One Eight Distilling has already produced a vodka and a white whiskey, and a gin is coming this June. But it won’t take years before the Ivy City distillery releases a brown liquor.
Founders Alexander “Sandy” Wood and Alex Laufer obtained 36 barrels of 9-year-old rye bourbon from the MGP (formerly Seagram) distillery in Indiana and have been aging some of it in 30-year-old Oloroso sherry casks from Spain for more than three months. They’ll release the sherry-finished bourbon, which is called Untitled No. 1, on May 16—the faux-holiday of World Whisky Day. The distillery will host tours and tastings plus food from Pepe, José Andrés’ food truck from 1 to 4 p.m.. Then from 5:30 to 7:30 p.m., the release festivities will continue at Derek Brown‘s sherry bar Mockingbird Hill and his whiskey bar Southern Efficiency with cocktails and flights featuring the spirit.

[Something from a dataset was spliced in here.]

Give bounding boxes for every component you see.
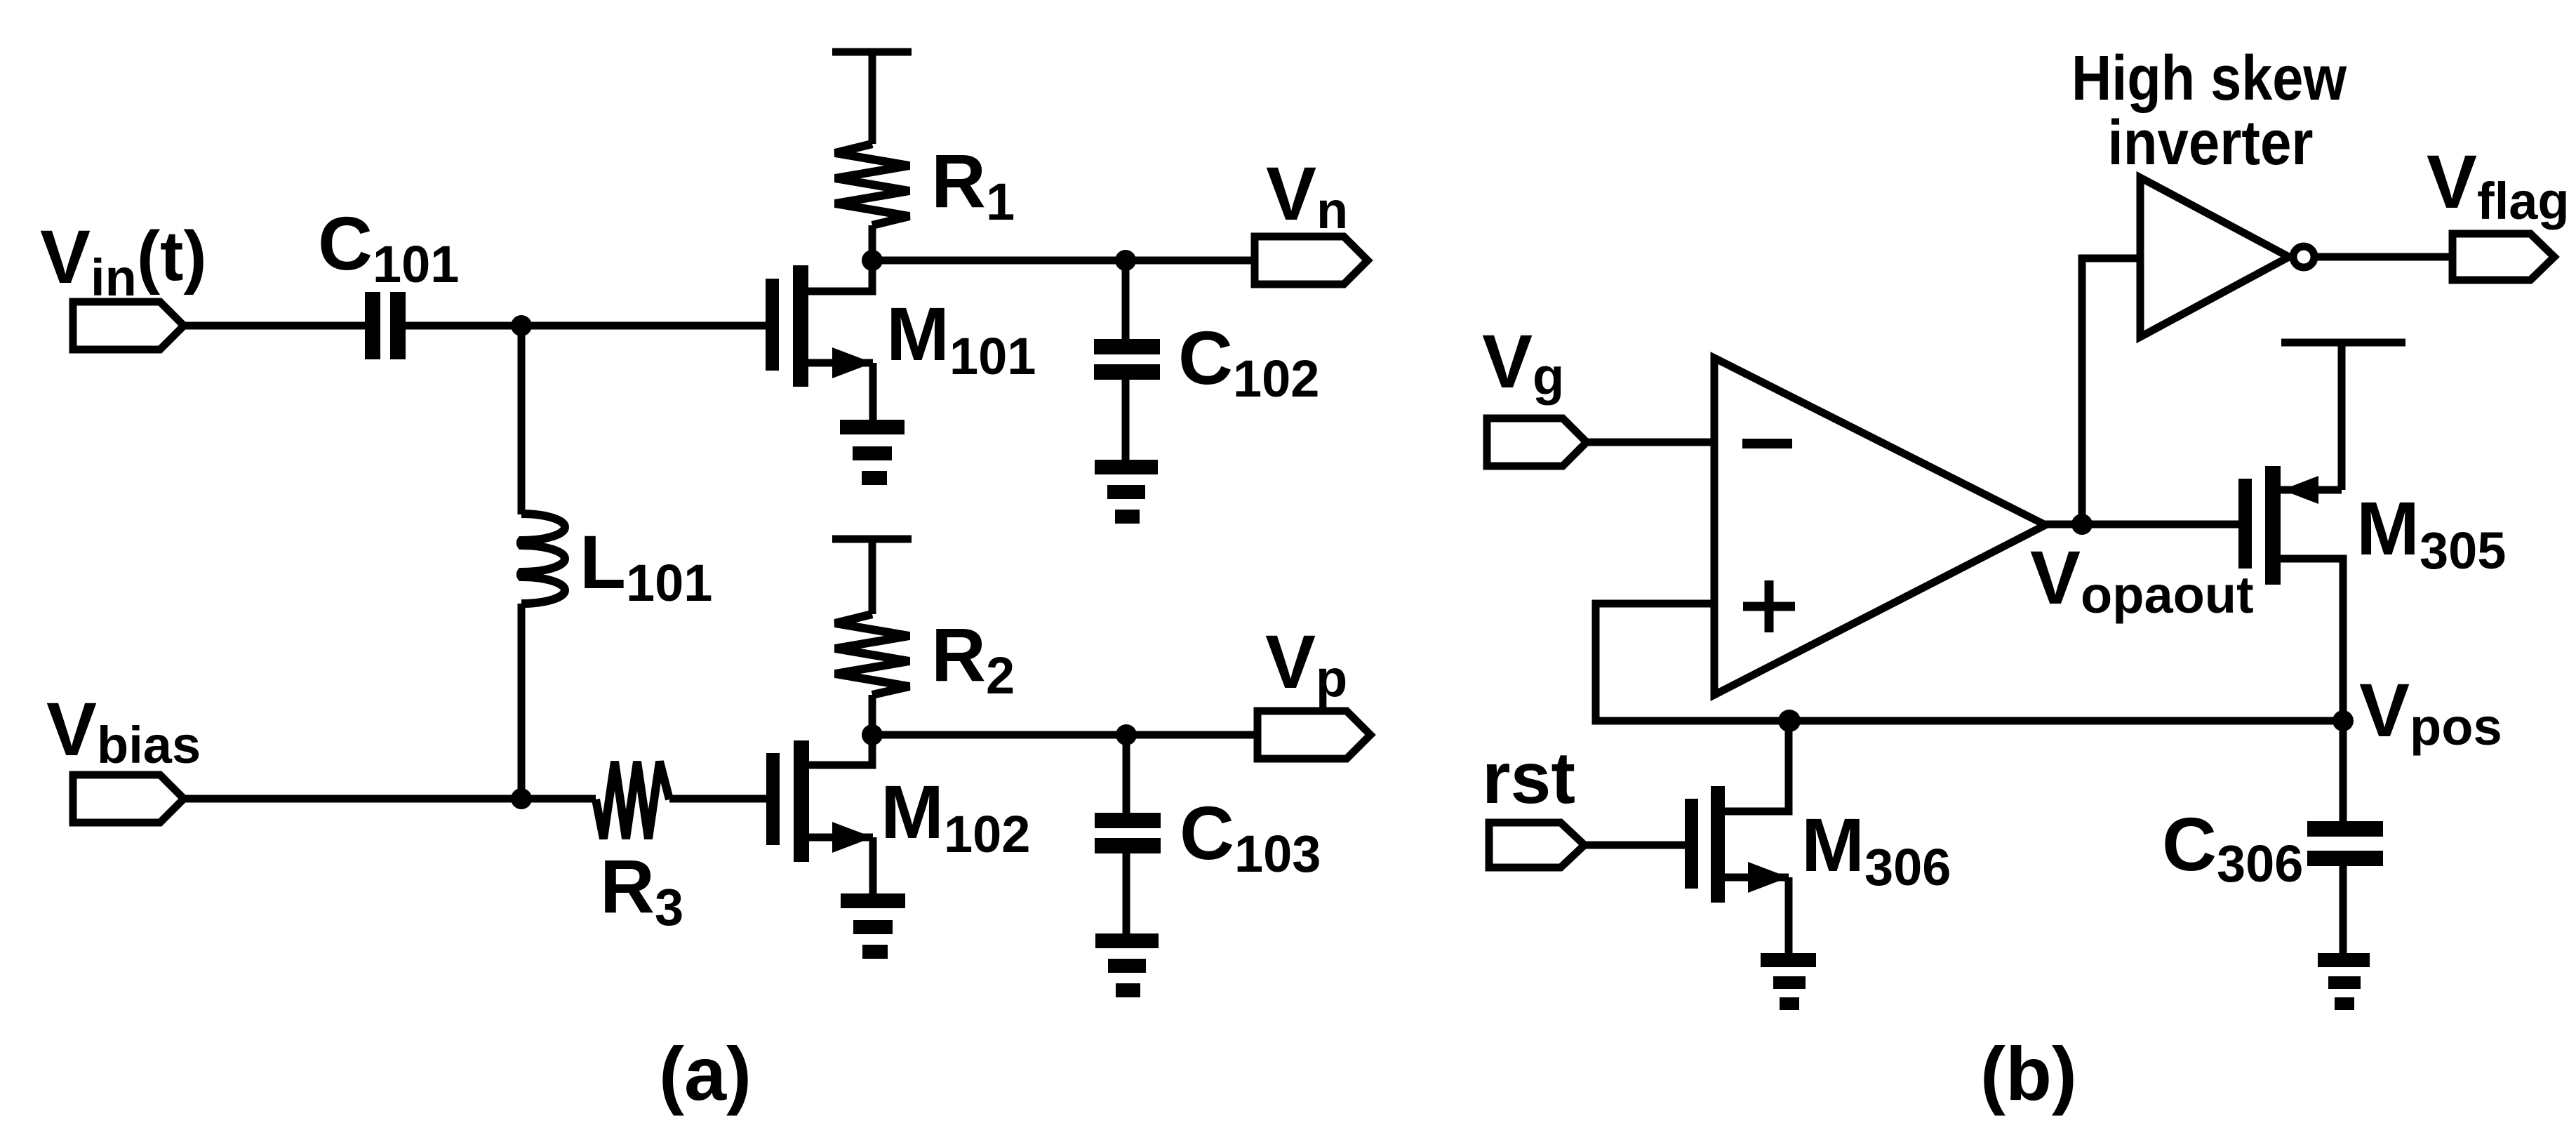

Untitled No. 1 is the first in a series of more experimental limited-edition spirits that the distillery will release every three to four months. Untitled No. 2 will be a Tennessee sour mash whiskey also aged in a sherry cask. One Eight sent some of its emptied bourbon barrels to DC Brau, which is using them to age its Penn Quarter Porter and Wings of Armageddon. The barrels will eventually come back to the distillery, so they can produce a beer-finished product. Wood and Laufer are also loaning some barrels to Vigilante Coffee to age coffee beans and will then use the them for a coffee-finished spirit.
“We’ll probably do it for quite a few years,” Wood says of the Untitled series. “It will just allow us to do experimental stuff on the side and not worry about building a brand around whatever it is.” If any of the experiments are especially successful, they could eventually end up as part of One Eight’s permanent repertoire.
In the meantime, One Eight will sell Untitled No. 1 at the distillery. Anywhere from 60 to 120 standard 750-mL bottles will be available for $70, and at least 500 smaller flask-sized bottles will cost $22. You’ll also be able to find the product at Mockingbird Hill and Southern Efficiency until the supply runs out.